You’re really not sure where the story is going next, so many are the whimsical diversions that Metzer embarks on. His ability to work an audience and to land a punchline are never in doubt. He’s not afraid to pause and let the audience catch up either. He also goes off script at the drop of a hat. And engages with the audience – the poor soul who needed to leave the show briefly (bladder perhaps straining as a result of the onstage activities of our “volunteer”) must have wished they’d just sat still and crossed their legs. At times it felt a bit like ideas overload but, if you’re happy to run with that, it all kind of works. Just.
Metzer and Berlin have taken quite a punt with this piece of, I guess, performance art that incorporates clowning, mime, improv, interaction and a whole lot of the immersive, particularly for those sitting in the eyeline of Metzer. He has this uncanny knack of being able to persuade intelligent, perfectly rational human beings to do things so far out of their comfort zones that you’d have thought they’d been smoking something pretty weird before they entered the eerie confines of Underbelly Cowgate’s Delhi Belly.
Berlin says little but what he does is as dry as a desert, yet laced with pathos and humour, sometimes both at the same time. Berlin played a variety of vignettes to support Metzer’s central character and each is executed with aplomb. He’s also the main puppeteer, at which he excels, each character taking on a life of its own as it dances across the screen. The intricacy of each small movement must have taken an age to devise and learn and it’s a stand out part of the show.
Supporting the action on stage are some very cleverly scripted (and executed) sound and lighting effects. Metzer, in particular, has regular interaction with the techie, relying on split second delivery of the effect to tie in with his movements on stage.

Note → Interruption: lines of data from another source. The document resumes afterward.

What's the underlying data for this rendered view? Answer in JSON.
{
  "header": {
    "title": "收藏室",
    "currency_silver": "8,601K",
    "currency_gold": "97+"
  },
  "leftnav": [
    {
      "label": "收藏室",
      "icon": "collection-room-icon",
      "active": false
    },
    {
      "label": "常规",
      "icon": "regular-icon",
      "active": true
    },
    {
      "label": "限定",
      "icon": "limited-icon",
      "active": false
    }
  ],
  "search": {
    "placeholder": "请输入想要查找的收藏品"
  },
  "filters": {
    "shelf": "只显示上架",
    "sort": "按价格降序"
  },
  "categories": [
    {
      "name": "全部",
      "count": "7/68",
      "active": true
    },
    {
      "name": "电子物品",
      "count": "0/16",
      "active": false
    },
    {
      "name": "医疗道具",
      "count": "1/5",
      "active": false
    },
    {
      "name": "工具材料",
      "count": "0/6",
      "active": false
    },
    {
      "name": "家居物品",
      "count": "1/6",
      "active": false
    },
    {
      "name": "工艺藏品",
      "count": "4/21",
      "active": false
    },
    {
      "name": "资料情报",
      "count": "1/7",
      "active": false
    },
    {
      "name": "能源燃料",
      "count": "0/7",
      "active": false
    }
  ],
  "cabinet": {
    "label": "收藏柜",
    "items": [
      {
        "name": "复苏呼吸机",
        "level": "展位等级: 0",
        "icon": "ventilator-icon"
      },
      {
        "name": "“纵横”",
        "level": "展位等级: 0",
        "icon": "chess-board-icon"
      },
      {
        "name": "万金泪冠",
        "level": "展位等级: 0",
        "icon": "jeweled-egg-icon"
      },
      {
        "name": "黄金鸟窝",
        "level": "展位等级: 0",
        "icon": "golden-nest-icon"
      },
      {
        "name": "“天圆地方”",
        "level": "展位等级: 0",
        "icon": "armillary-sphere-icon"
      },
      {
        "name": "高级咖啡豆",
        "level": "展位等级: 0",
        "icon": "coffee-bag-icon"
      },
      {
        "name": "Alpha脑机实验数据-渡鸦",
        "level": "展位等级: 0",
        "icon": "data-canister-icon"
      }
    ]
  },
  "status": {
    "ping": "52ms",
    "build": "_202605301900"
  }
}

This is an exciting piece of theatre with a lot of potential. There’s a strong central story line, really clever, detailed, expressive shadow puppetry, humour, pathos, a reflective, poignant denouement and much silliness. If you’re happy to run with the performers, they’ll take your imagination to places you possibly didn’t know existed. For that reason alone, this is work that’s worth seeking out.